Terry Driscoll is more interested than most in speculation and reports of possible realignment involving the Colonial Athletic Association, but William and Mary’s athletic director said that he and the school are likely to wait for a resolution before acting on their future.
“Very honestly, I’m not part of the discussions of what’s been going on,” Driscoll said. “I’m as curious as anyone, because what has transpired has transpired very, very quickly.”
Sources said last week that VCU and George Mason are considering a move to the Atlantic 10 Conference, which would cripple the CAA’s basketball profile and could prompt moves by fellow league members such as Old Dominion and James Madison.
“It’s a little bit difficult to say, here’s what we’re going to do, when we really don’t know if there is going to be a move,” Driscoll said. “Because if there is no move, it makes great internet conversation.
“If there is a move, then who moves, what are the actual impacts on us, what does the future of the CAA look like?” he added. “I’m more about looking at what the realities are and how do we move forward? We’re not going to change. We’re going to be who we are.”
William and Mary is one of four remaining charter members of the CAA, which morphed out of the old ECAC South in 1985. The others are Mason, JMU and UNC Wilmington.
The conference underwent a membership crisis in 2000, when Richmond, East Carolina and American announced they were bolting, as commissioner Tom Yeager was in the process of assembling a larger league.
“When the dust settles,” Driscoll said, “there’s going to be a moment in time when the CAA’s going to have to say, here’s where we are. What are the CAA’s options? Right now, we’re a member of the CAA and we’ve gone forward with them from the beginning.
“I think at that point we have to ask, is the direction of the CAA still compatible with what William and Mary’s trying to do? Or if it diverged in a way that maybe it’s time for William and Mary to think about what it has to do.

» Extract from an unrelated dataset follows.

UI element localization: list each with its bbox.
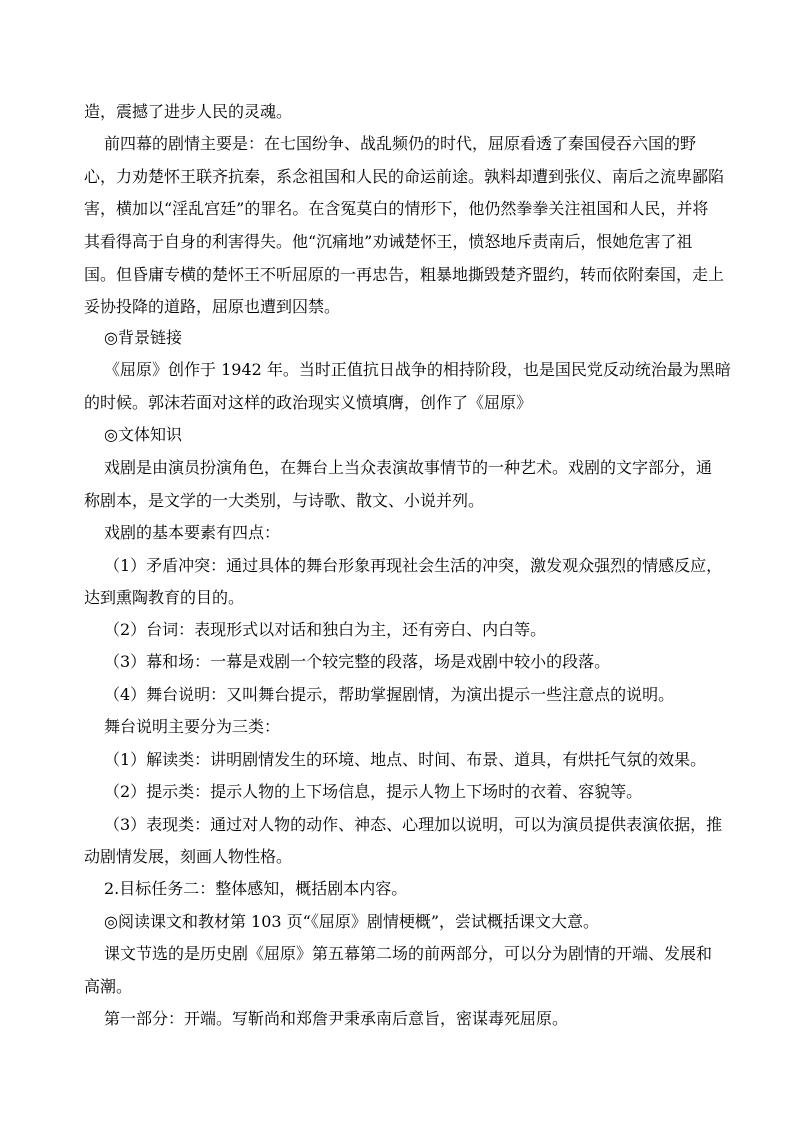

One thing that scares me about these situations is that sometimes decisions are made very quickly.”
William and Mary’s academic profile has led observers to wonder for years if the Tribe wouldn’t be a better fit in the Patriot League, whose members are smaller, private schools — William and Mary is public — with similar academic standards.
“We’ll be playing someplace. We’ve never been a great fit any place,” Driscoll said with a chuckle. “Being an outlier isn’t something new to us. We’ve had a long tradition here. There’s some reluctance, as always, to jump off the ship. I wish I had a little more clarification about what the CAA, if in fact these two schools move forward, what’s going to happen. Because then the conversations begin with Old Dominion and other people. Do they feel they have to move?”
Driscoll added, “For us to make a pre-emptive strike, it’s not really in our nature. It doesn’t mean we’re ignorant about what’s going on. It’s just that it’s a little early to get the troops up in arms about this or that when we don’t really have anything beyond speculation. There may be some interest from the Patriot League or some interest from somebody else. But at this point we’re in a little bit of a wait-and-see mod, evaluate what our options are and then make a decision — not to do anything too hastily.”
VCU and Mason’s possible jump to the Atlantic 10 is tied to their desire to join a league that provides greater access to the NCAA tournament, as well as Temple’s departure from the conference for the Big East. In the past seven years, the A-10 has received 13 at-large bids, the CAA four. The A-10 is also about to begin renegotiating TV contracts.
Sources have identified VCU, Mason and 2010 and ’11 national runnerup Butler as likely to jump to the A-10. Such moves would make the Atlantic 10 the nation’s strongest non-marquee basketball league.
Georgia State already announced that it intends to leave the CAA for the Sun Belt Conference in 2013, because the school wants its fledgling football program to have a Football Bowl Subdivision (Division I-A) home.
“The economic piece that appears to be the driver in all these transitions, we’re not a big participant in that,” Driscoll said. “We’d like to be, but we’re not. Certainly, we would love to do better in that area. But the reality of it is that’s not really our mission. I come back to the student-athlete component: graduate at high rates; if we can have teams that compete and win and provide a positive athletic experience, that’s what we want to do.”